Crianças abrigadas ainda bebês não raro riem menos, interagem menos, buscam menos as atenções dos adultos ao seu redor.
Chegam à casa dos novos pais passivas, apáticas, dormem a noite toda e pouco reclamam dos estímulos externos.
A importância do acompanhamento inicial da nova família que recebe este pequeno é fundamental para que se ultrapasse com êxito estes frustrantes momento iniciais.
Vencida esta etapa não raro a criança se converte do bonequinho apático e submisso em um verdadeiro terrorzinho, exigente, monopolizador e tirano.
Esta tb é uma fase necessária ao resgate das vivências perdidas quando ainda abrigada.
Agirá, num corpinho que já anda e inicia a fala, como um bebê rn. Todo rn é assim com relação às suas principais figuras parentais. Se distingue do terrorzinho acima pelo único fato de não dispor da independência física que este já possui.
Teremos então um rn em corpo de criança pequena. Dai as birras terríveis, os choros ininterruptos sem causa aparente, a literal "perseguição" à mãe.
Mas esta tb é uma fase que será naturalmente, e em um tempo não tão longo quanto parecerá aos pais, ultrapassada e a criança passará, na sua grande maioria, a agir como as demais crianças de sua idade cronológica.
Se falamos de crianças maiores, incluídos aqui os pré-adolescentes, teremos uma criança que chega autônoma, risonha, disposta a agradar para "garantir" este novo espaço e status.
Mas tb estas crianças maiores, principalmente aquelas que passaram longos períodos abrigadas, tenderão a regredir por vezes intensamente.
E os mesmos esforços terão os seus novos pais de dispender para ultrapassar estas etapas iniciais de adaptação à nova família.
O ideal, então, ao meu ver, é minimizar ao máximo a permanência das crianças, tenham a idade que tiverem, na situação de abrigamento.
Assim, indispensável se priorizar a busca pela família biológica e estensa, com a fixação de prazos para que se resolva a reinserção familiar, quando possível, ou o pronto encaminhamento da criança para família substituta por via da adoção.
Há que se lembrar sempre que a Constituição Federal manda priorizar sempre e sempre a criança e adolescente. O que se contrapõe às longas tentativas infrutíferas de retorno à família biológica de origem.

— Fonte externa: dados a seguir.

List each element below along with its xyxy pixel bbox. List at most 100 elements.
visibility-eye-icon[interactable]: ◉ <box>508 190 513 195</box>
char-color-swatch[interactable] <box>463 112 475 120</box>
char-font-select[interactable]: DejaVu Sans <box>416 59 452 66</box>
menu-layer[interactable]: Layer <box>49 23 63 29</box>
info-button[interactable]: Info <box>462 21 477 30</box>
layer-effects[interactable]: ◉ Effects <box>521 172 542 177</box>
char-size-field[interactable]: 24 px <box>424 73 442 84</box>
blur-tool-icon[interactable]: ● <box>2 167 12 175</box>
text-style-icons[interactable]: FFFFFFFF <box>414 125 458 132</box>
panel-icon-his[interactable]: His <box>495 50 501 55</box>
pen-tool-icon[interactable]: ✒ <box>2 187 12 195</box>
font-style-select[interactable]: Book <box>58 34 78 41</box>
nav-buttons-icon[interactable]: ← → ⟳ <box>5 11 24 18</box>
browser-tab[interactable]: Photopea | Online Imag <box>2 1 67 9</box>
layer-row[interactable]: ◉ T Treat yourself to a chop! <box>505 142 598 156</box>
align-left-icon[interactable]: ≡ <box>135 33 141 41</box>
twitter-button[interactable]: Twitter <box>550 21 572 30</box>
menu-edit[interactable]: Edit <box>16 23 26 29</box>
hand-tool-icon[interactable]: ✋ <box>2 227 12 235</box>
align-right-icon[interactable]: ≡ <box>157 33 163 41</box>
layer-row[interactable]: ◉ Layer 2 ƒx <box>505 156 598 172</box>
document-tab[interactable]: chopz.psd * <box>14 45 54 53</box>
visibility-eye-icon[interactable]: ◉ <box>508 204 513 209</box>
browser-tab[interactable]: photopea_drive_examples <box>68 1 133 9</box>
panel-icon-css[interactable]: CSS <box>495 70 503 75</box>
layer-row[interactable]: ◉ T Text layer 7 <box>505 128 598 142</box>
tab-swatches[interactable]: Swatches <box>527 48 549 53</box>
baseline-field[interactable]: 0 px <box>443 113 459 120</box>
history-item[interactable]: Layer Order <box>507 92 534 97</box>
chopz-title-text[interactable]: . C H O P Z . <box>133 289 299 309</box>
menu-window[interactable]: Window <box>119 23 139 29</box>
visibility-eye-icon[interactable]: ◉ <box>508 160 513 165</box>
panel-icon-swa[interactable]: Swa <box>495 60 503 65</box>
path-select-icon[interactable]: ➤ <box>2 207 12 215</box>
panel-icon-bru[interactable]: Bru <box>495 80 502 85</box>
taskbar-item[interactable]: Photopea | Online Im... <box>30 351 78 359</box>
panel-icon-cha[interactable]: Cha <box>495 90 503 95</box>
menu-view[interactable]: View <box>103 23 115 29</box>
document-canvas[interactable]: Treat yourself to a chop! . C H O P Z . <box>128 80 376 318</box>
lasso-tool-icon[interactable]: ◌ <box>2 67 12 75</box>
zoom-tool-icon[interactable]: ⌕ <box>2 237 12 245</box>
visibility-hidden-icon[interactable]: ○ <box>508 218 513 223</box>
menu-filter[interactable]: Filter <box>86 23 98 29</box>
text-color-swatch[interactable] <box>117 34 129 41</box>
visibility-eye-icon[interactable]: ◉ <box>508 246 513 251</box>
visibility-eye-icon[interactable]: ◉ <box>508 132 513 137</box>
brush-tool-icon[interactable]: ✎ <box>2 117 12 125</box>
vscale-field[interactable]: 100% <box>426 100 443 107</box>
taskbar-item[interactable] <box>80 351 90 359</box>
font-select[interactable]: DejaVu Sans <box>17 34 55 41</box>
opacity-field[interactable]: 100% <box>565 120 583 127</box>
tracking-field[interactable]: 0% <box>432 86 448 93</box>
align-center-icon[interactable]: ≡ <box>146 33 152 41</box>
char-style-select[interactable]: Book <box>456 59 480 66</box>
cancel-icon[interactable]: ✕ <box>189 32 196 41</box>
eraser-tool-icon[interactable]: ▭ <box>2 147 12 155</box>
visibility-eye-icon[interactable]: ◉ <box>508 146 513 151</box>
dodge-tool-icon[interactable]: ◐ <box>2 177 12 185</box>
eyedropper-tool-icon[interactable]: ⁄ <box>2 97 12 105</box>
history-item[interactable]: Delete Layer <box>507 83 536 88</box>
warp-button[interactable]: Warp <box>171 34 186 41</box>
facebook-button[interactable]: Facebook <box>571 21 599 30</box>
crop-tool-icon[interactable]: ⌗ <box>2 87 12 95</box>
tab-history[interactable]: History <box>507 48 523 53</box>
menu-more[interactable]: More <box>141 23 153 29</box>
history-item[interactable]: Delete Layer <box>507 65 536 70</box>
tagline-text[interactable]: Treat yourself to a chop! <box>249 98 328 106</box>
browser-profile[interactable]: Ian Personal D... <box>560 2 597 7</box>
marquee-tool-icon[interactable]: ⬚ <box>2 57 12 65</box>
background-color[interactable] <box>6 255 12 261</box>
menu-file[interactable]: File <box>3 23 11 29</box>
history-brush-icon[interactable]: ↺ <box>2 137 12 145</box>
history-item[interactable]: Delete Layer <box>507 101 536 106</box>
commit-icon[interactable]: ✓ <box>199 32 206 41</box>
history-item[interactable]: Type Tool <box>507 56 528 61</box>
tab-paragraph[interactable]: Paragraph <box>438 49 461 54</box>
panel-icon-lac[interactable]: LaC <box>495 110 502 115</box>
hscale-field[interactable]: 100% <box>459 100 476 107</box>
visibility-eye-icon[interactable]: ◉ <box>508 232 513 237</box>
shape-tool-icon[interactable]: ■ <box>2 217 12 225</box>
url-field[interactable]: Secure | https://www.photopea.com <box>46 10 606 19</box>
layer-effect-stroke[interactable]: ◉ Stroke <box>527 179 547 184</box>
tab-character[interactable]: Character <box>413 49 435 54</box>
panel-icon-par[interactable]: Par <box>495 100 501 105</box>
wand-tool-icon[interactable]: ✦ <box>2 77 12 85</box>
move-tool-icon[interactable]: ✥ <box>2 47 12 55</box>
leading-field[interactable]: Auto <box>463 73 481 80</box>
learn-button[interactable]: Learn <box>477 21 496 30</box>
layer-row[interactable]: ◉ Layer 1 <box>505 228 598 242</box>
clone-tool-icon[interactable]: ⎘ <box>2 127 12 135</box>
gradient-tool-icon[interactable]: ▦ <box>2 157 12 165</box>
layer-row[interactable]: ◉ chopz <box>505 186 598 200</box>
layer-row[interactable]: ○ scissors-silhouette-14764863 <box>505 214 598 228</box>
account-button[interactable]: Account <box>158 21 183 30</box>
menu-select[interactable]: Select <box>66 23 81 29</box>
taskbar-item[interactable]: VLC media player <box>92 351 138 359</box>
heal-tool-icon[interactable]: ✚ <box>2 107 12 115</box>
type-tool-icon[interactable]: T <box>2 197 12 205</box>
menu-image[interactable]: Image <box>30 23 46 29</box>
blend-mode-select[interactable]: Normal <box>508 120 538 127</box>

Quando falamos de crianças e adolescentes x abrigo, valem as palavras da poetisa chilena Gabriela Mistral:
"Muitas coisas que precisamos pode esperar; a criança não. Agora é o tempo que seus ossos estão sendo formados, seu sangue está sendo feito, seu corpo sendo desenvolvido. Para ela não podemos dizer amanhã. Seu nome é hoje”.